Rally ’round the flag?
The idea may stem from the thinking that presidents can benefit from crises, a phenomenon known as a “rally ’round the flag” effect. But while Trump’s numbers have held steady with his base, he hasn’t seen a spike in approval like President George W. Bush did in the days after the Sept. 11, 2001, terror attacks.
“After 9/11, President Bush, who had given no indication of strong leadership up until that point, stood up and truly became presidential and said, ‘We’re not at war with Islam’ and people flocked to him, as they tend to do,” said Max J. Skidmore, professor emeritus at the University of Missouri-Kansas City and the author of “Presidents, Pandemics and Politics.”
Two weeks after 9/11, nearly 90% of Democrats and independents approved of Bush’s performance.

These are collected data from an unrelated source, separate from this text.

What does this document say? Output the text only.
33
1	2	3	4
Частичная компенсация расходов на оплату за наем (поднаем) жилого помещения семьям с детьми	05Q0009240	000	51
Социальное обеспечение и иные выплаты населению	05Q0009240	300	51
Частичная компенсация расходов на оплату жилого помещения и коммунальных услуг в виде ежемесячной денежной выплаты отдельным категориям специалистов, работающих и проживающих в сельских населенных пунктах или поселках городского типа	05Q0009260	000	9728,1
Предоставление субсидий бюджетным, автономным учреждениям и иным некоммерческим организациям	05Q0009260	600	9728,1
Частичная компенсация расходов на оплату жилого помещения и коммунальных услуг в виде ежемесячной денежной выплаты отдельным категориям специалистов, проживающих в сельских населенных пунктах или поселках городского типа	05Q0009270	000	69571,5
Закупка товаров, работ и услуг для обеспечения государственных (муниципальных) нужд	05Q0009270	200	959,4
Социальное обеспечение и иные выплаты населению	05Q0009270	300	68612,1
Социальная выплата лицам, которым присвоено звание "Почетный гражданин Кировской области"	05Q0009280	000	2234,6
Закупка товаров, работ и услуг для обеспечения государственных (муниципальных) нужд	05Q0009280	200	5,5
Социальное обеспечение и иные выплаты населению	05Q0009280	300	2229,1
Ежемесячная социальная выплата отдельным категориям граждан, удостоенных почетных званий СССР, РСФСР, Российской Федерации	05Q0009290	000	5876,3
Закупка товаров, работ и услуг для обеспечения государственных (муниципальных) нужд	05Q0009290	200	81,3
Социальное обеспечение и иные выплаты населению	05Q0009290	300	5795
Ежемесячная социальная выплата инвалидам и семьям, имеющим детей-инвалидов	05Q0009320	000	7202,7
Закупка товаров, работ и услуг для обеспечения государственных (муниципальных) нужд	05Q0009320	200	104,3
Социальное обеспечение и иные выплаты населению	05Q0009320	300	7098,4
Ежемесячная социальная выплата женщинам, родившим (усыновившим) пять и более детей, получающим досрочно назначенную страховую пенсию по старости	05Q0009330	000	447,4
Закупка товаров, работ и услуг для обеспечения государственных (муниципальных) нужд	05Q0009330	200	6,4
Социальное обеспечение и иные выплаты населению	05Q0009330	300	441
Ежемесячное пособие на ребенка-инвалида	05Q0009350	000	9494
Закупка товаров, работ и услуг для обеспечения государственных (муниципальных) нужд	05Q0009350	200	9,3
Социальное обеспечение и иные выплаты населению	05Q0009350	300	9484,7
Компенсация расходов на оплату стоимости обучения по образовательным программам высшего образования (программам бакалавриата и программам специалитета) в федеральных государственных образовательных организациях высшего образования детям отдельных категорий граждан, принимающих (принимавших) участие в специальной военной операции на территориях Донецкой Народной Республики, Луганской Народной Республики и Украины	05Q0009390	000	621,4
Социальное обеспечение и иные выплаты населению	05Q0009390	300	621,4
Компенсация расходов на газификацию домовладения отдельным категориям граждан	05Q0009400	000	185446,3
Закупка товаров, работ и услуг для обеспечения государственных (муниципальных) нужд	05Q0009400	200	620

But a year later, Democratic approval had fallen to under 50%, according to an analysis in The Washington Post.
Skidmore said he believes Trump had a small and temporary “rally ’round the flag’ boost, but that his pro-business, anti-government philosophy works against him in a pandemic or natural disaster in which people are looking for government to help. “You have to understand government, have confidence in him and be able to make it work,” he said.
Similarly, Karpowitz, at BYU, said that the president’s style, both in campaigning and governing, has precluded any sort of unifying of the country that might have occurred in a nonelection year.
“I can’t remember a president in my lifetime who has governed with his narrow base so much at the forefront of everything he’s done,” Karpowitz said.
“He’s committed to a certain style of governing that’s both substantive and symbolic; it hasn’t been a set of appeals that have been designed to bring different groups together, rather it’s been designed to highlight the differences. When you campaign like that for president, and then you govern like that for three years, then the reservoirs of good will just are not present to draw upon.”
That said, Karpowitz said he’s not sure that Hillary Clinton, the Democratic nominee in 2016, would have been any more effective in unifying the country had she been faced with a pandemic in an election year.
“Presidential election years remind people of their partisan commitments. That’s one thing a campaign does pretty effectively, and the pandemic is coming in the midst of the moment every four years in which those partisan commitments are at their peak, and that’s only going to increase between now and November.”
Karpowitz added that he doesn’t believe Trump or any president would want a pandemic and accompanying recession during their administration, especially since there is little they can do to control it.
“We give presidents too much credit when the economy is going well, and probably too much blame when it’s going poorly,” he said.
“But there’s no question that that those bigger forces are at play, and the campaigning decisions by both the president and Joe Biden are going to be swamped by the larger set of public health and economic circumstances.”